The kind of man who, after watching one of my favorite romantic comedies with me, would write a list of affirmations to express his growing love and appreciation for me.
The kind of man who, during one of the worst winters our midwestern state had ever seen, would show up to my apartment early in the mornings just to clear the snow and ice from my car.
The kind of man who, a year from when we first met, would surprise me with flowers and a note that read: A year ago on this date, God sent me an angel at Leawood Park and forever changed my life.
I always knew I’d need someone like you.
The ironic thing is I had been praying for you for years, only I didn’t recognize you when you finally came along. It took me much longer than you to feel the assurance that we were always meant to be. And that had nothing to do with you, and everything to do with me and my low self-esteem.

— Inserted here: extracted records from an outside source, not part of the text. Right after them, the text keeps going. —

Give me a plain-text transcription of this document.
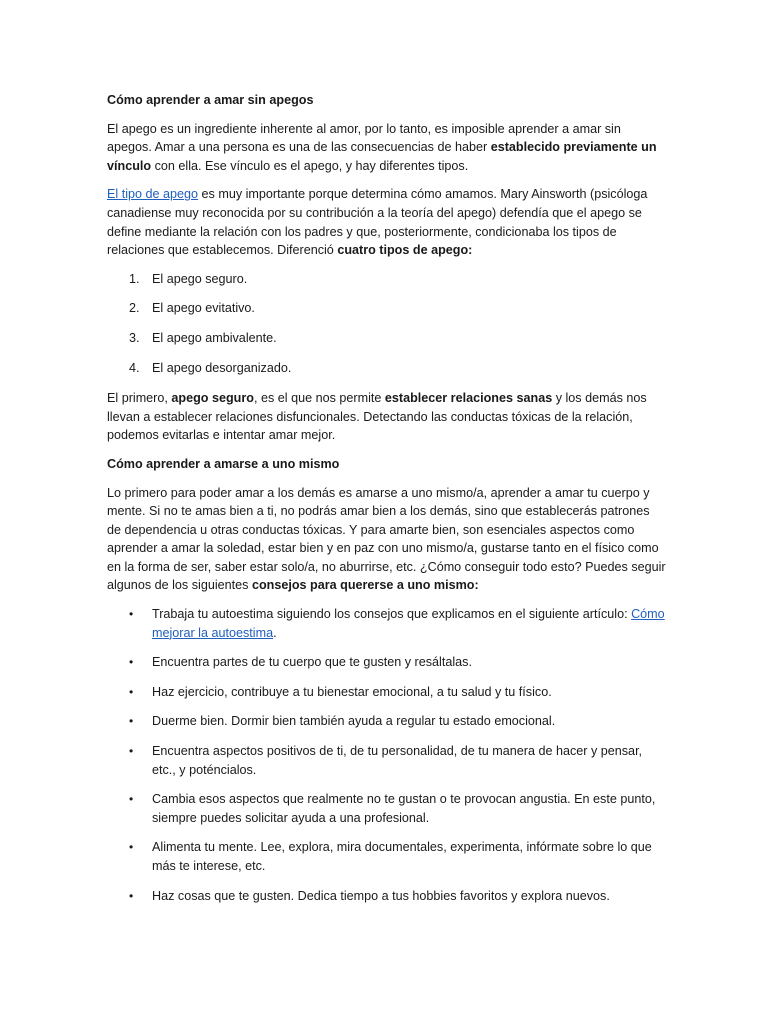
Cómo aprender a amar sin apegos

El apego es un ingrediente inherente al amor, por lo tanto, es imposible aprender a amar sin apegos. Amar a una persona es una de las consecuencias de haber establecido previamente un vínculo con ella. Ese vínculo es el apego, y hay diferentes tipos.

El tipo de apego es muy importante porque determina cómo amamos. Mary Ainsworth (psicóloga canadiense muy reconocida por su contribución a la teoría del apego) defendía que el apego se define mediante la relación con los padres y que, posteriormente, condicionaba los tipos de relaciones que establecemos. Diferenció cuatro tipos de apego:

1. El apego seguro.
2. El apego evitativo.
3. El apego ambivalente.
4. El apego desorganizado.

El primero, apego seguro, es el que nos permite establecer relaciones sanas y los demás nos llevan a establecer relaciones disfuncionales. Detectando las conductas tóxicas de la relación, podemos evitarlas e intentar amar mejor.

Cómo aprender a amarse a uno mismo

Lo primero para poder amar a los demás es amarse a uno mismo/a, aprender a amar tu cuerpo y mente. Si no te amas bien a ti, no podrás amar bien a los demás, sino que establecerás patrones de dependencia u otras conductas tóxicas. Y para amarte bien, son esenciales aspectos como aprender a amar la soledad, estar bien y en paz con uno mismo/a, gustarse tanto en el físico como en la forma de ser, saber estar solo/a, no aburrirse, etc. ¿Cómo conseguir todo esto? Puedes seguir algunos de los siguientes consejos para quererse a uno mismo:

• Trabaja tu autoestima siguiendo los consejos que explicamos en el siguiente artículo: Cómo mejorar la autoestima.
• Encuentra partes de tu cuerpo que te gusten y resáltalas.
• Haz ejercicio, contribuye a tu bienestar emocional, a tu salud y tu físico.
• Duerme bien. Dormir bien también ayuda a regular tu estado emocional.
• Encuentra aspectos positivos de ti, de tu personalidad, de tu manera de hacer y pensar, etc., y poténcialos.
• Cambia esos aspectos que realmente no te gustan o te provocan angustia. En este punto, siempre puedes solicitar ayuda a una profesional.
• Alimenta tu mente. Lee, explora, mira documentales, experimenta, infórmate sobre lo que más te interese, etc.
• Haz cosas que te gusten. Dedica tiempo a tus hobbies favoritos y explora nuevos.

I even knew I would be tentative at first, so I prayed for a safeguard: a man who wouldn’t give up on me, no matter what. And you never did. You were always so sure of us, pursuing me through my doubt and insecurities, reminding me of my worth through your selfless love and pure intentions.
I used to envy the “love at first sight” stories. But now I know that God never created me to love like that. He always had planned for me a young man who would feel enough of that for the both of us.
And I assume He also knew that when my heart finally caught up to my head that the love I’d feel for you would far surpass any fleeting feelings of first sight desire.
Because the truth is as much as I may want those ongoing sparks of young love, that kind of selfish and superficial love isn’t what makes our marriage work. Often it’s in the daily sacrifices that I see your love best displayed:
The hard work and dedication to build upon your career so you can better provide for your growing family.
The time you pour into managing our finances and planning for our future.
The effort you make to stay in-touch by sending quick texts or scheduling a call or FaceTime during your long work trips.
The time you spend playing with our son, changing diapers, making peanut butter and jelly sandwiches, and reading bedtime stories.
The support and encouragement you’ve provided me through the years by listening with your heart and offering guidance in your gentle manner.
The nightly prayers you pray for your family as you wearily kneel beside the bed after a long, hard day at work.
I’ve always known I’d need someone like you.
The kind of man who would come alongside me, tenderly take my hand, and lovingly lead me toward our future together.
The kind of man who challenges me to step outside my comfort zone to pursue the life God had planned for me all along.
The kind of man who accepts me for who I am, yet pushes me to be more than I ever dreamt possible.
So when I say I love you because you first loved me, please know that doesn’t mean I love you any less. It just means, you have always loved me so completely, just as God intended a man to love his wife.
It means my love for you only continues to grow stronger and deeper with each passing year. For it’s in and through you that my love finds its home.
So thank you, sweet husband of mine, for creating a safe place for my love to grow and flourish. Thank you for creating this beautiful place for my love to call home.